Conflit de La Providence : échec de la conciliation

Le conflit entre l’Hôpital de La Providence, son repreneur Genolier et les syndicats n’est ...
Conflit de La Providence : échec de la conciliation

L'Hôpital de La Providence ne voulait plus voir la tente des grévistes sur son périmètre. L'Hôpital de La Providence ne voulait plus voir la tente des grévistes sur son périmètre.

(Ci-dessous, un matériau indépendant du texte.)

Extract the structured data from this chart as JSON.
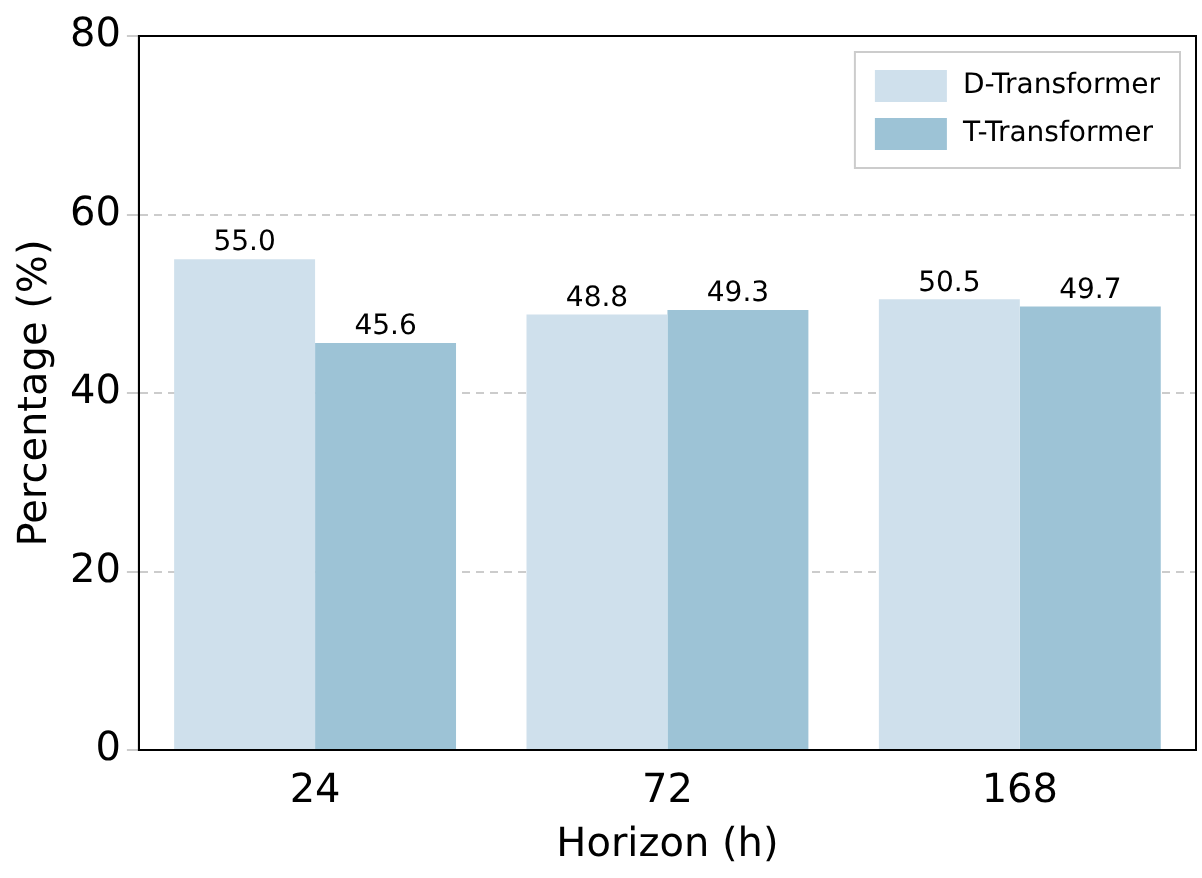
{
  "chart_data": {
    "type": "bar",
    "xlabel": "Horizon (h)",
    "ylabel": "Percentage (%)",
    "categories": [
      "24",
      "72",
      "168"
    ],
    "series": [
      {
        "name": "D-Transformer",
        "color": "#cfe0ec",
        "values": [
          55.0,
          48.8,
          50.5
        ],
        "value_labels": [
          "55.0",
          "48.8",
          "50.5"
        ]
      },
      {
        "name": "T-Transformer",
        "color": "#9dc3d6",
        "values": [
          45.6,
          49.3,
          49.7
        ],
        "value_labels": [
          "45.6",
          "49.3",
          "49.7"
        ]
      }
    ],
    "ylim": [
      0,
      80
    ],
    "yticks": [
      0,
      20,
      40,
      60,
      80
    ],
    "grid": "y",
    "legend": "top right"
  }
}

Le conflit entre l’Hôpital de La Providence, son repreneur Genolier et les syndicats n’est pas prêt de se terminer. Cinq secrétaires syndicaux comparaissaient lundi matin devant la justice neuchâteloise en audience de conciliation.

La rencontre s’est soldée par un échec. Quatre des prévenus passeront devant le Tribunal régional du Littoral et du Val-de-Travers au mois de juin. Ils sont accusés de violation de domicile et de diffamation. La procédure a été classée pour la cinquième prévenue.

 

Pas de discussion possible

La juge pénale a ouvert l’audience en demandant aux parties si elles pensaient être en mesure d’avoir une discussion. Au vu de l’issue de l’audience, la réponse est non.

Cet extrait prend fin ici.